Grain growth in thin Al films during deposition from partially ionized vapor

Abstract

Grain growth in thin Al films during deposition from partially ionized vapor flux with simultaneous self-ion bombardment was studied in this work. The films were deposited at constant ion energy of 940eV and total specific power of 0.4W/cm2 while the deposition time t of 6s to 246s and the resulting substrate temperature (Ts/Tm of 0.35–0.96) were varied. Thin continuous Al films exhibited normal grain growth through the entire experimental range of deposition time without limitation of grain growth by the film thickness effect.
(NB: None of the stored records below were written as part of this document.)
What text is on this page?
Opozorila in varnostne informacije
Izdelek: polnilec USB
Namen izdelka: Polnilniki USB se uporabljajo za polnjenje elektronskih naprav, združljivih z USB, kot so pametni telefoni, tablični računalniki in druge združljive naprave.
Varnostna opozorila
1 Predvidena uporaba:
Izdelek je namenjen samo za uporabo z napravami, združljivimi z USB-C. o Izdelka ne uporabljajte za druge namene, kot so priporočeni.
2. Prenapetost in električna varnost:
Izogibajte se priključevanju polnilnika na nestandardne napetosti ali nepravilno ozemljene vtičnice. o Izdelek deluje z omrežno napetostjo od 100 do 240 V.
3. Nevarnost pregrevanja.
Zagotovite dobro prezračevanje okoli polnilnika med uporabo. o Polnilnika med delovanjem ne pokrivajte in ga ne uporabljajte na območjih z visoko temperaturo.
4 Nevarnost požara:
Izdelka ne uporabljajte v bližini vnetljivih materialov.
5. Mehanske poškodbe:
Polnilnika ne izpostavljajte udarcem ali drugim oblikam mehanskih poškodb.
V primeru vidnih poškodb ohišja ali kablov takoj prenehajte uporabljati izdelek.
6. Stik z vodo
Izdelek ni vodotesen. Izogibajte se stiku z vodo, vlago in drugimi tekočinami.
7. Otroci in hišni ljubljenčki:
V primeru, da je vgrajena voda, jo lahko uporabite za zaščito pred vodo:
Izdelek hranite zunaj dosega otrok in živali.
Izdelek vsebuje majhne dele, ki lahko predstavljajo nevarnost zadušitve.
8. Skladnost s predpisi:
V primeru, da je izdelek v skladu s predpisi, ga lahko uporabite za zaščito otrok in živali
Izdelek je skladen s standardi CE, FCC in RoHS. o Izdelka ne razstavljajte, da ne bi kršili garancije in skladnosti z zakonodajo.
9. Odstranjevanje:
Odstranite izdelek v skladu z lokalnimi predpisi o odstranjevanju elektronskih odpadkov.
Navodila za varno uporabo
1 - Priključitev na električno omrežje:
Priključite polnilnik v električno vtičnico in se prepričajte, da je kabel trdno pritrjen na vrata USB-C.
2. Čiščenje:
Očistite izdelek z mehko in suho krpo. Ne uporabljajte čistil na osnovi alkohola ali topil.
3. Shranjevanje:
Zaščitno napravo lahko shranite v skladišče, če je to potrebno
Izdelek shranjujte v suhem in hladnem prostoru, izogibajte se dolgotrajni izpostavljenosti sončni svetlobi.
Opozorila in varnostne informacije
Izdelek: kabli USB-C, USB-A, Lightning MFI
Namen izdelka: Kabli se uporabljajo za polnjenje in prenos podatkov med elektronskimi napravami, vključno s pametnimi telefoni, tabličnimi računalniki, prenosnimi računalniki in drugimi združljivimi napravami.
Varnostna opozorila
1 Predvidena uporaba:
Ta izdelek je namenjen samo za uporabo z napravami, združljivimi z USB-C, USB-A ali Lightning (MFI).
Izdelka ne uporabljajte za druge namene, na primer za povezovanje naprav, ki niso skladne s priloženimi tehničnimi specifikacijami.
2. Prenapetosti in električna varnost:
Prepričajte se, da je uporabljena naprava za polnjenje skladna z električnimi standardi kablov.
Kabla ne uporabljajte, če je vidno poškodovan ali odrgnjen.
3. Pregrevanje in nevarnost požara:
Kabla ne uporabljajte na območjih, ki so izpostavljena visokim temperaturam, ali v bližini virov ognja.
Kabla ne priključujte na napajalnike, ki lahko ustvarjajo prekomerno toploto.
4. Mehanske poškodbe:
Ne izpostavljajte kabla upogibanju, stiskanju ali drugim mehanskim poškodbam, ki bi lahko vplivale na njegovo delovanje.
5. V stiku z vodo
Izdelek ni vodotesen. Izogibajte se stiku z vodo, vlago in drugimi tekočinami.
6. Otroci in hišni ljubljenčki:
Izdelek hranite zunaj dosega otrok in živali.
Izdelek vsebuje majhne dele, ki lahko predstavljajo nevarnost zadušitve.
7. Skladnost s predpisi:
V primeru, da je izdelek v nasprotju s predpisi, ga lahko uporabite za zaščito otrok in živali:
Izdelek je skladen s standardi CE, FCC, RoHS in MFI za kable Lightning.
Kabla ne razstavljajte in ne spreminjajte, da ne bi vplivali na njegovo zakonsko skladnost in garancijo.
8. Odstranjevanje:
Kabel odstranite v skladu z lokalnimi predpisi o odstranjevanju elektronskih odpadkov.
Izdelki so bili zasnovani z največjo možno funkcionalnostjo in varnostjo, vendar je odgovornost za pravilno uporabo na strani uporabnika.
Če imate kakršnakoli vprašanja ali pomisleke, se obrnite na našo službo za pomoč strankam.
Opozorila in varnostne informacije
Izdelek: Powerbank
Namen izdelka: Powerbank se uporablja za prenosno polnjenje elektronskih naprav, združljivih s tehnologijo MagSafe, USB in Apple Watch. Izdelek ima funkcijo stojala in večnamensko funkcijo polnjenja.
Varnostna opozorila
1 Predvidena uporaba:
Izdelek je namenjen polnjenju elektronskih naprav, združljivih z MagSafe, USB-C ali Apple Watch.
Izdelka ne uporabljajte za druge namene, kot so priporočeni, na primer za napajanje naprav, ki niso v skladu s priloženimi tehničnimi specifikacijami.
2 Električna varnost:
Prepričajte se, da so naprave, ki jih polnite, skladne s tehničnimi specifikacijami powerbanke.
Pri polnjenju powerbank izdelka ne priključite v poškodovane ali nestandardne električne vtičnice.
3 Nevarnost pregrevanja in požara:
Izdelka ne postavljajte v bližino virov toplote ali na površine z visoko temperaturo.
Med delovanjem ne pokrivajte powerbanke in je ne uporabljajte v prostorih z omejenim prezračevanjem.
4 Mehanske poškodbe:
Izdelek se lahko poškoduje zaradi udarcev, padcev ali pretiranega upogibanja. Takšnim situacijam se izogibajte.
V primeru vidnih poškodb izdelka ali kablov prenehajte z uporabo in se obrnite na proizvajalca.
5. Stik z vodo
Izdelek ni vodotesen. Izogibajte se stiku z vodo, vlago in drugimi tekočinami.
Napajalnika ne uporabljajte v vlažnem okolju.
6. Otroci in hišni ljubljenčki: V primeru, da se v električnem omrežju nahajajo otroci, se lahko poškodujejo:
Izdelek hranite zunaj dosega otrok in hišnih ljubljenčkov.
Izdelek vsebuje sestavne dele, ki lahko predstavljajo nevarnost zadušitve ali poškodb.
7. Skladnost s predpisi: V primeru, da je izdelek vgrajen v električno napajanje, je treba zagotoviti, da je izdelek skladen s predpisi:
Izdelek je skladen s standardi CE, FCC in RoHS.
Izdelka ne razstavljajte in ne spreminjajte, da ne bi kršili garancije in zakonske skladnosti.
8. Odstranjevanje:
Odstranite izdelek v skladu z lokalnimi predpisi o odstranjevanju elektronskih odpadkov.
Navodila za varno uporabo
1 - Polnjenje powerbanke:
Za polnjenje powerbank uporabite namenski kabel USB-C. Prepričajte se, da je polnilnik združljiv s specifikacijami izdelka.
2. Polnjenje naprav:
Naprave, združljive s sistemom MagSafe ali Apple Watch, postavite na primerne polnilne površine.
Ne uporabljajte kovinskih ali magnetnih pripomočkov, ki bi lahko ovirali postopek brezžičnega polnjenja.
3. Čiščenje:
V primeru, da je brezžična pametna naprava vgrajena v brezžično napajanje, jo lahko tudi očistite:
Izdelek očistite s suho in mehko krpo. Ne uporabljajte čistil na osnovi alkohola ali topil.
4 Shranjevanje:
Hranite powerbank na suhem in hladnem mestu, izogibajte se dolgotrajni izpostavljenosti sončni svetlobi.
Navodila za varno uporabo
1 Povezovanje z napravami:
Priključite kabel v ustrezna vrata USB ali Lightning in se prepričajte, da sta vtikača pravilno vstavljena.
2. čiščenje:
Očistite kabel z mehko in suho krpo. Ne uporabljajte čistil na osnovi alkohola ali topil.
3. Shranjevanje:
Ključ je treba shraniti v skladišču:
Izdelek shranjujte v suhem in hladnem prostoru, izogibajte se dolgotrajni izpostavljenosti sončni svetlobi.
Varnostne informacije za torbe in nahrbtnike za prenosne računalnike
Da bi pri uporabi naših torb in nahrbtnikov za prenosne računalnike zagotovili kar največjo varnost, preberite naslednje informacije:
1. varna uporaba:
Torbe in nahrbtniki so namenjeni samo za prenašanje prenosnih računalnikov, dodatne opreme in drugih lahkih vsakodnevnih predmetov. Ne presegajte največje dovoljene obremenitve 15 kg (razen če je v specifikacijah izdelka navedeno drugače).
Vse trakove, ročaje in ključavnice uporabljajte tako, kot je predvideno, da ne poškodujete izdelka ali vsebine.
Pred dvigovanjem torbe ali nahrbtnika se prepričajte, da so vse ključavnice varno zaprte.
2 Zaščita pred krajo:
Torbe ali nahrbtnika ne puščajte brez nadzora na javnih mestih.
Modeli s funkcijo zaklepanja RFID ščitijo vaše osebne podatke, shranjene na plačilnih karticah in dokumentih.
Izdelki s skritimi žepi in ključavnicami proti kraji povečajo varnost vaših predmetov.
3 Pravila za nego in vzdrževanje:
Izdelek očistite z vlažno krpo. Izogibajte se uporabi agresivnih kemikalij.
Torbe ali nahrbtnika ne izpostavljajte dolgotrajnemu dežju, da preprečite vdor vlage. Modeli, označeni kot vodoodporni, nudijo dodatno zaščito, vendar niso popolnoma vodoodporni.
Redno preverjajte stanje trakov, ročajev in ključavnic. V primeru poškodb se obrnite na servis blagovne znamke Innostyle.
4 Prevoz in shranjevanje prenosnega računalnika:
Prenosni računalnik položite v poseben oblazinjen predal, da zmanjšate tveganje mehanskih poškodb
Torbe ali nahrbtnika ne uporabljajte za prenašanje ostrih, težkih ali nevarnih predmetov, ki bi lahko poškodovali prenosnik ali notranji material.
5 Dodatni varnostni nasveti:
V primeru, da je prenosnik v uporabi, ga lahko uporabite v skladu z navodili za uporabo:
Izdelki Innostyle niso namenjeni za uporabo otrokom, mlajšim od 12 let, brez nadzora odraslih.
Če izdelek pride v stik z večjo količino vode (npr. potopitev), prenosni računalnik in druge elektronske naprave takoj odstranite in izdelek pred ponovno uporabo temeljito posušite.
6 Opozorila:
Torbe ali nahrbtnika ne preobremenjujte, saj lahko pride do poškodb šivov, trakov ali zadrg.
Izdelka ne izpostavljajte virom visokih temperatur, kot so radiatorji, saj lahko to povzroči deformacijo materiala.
Three kinetic stages of the grain growth were observed within 100s of deposition time: the first one exhibits very slow grain growth, accelerated grain growth occurs in the second stage and then it rapidly changes to a retardation and stagnation mode in the third stage. Large average grain sizes Dg up to 11.3μm at film thickness of 1.4μm and integral grain growth rates up to 0.16μm/s were observed in this study. The experimental results were evaluated against various mechanisms of inhibition of grain growth. An estimate of the effective activation energy of the grain growth yields a value of 0.27eV which is lower than that of the bulk Al and much higher than the activation energy of surface self-diffusion on (111)Al monocrystal. The power law Dg=(k t)0.5 gives good match with experimental results in the initial deposition phase preceding the grain growth retardation, while another model that is based on the grain size dependent pinning force adequately explains the entire grain size dependence on time. It is deemed both ion enhanced film/surface interaction and impurities on one side and thermal grooves on another side contribute to the rapid retardation of the grain grooves commencing the second growth stage.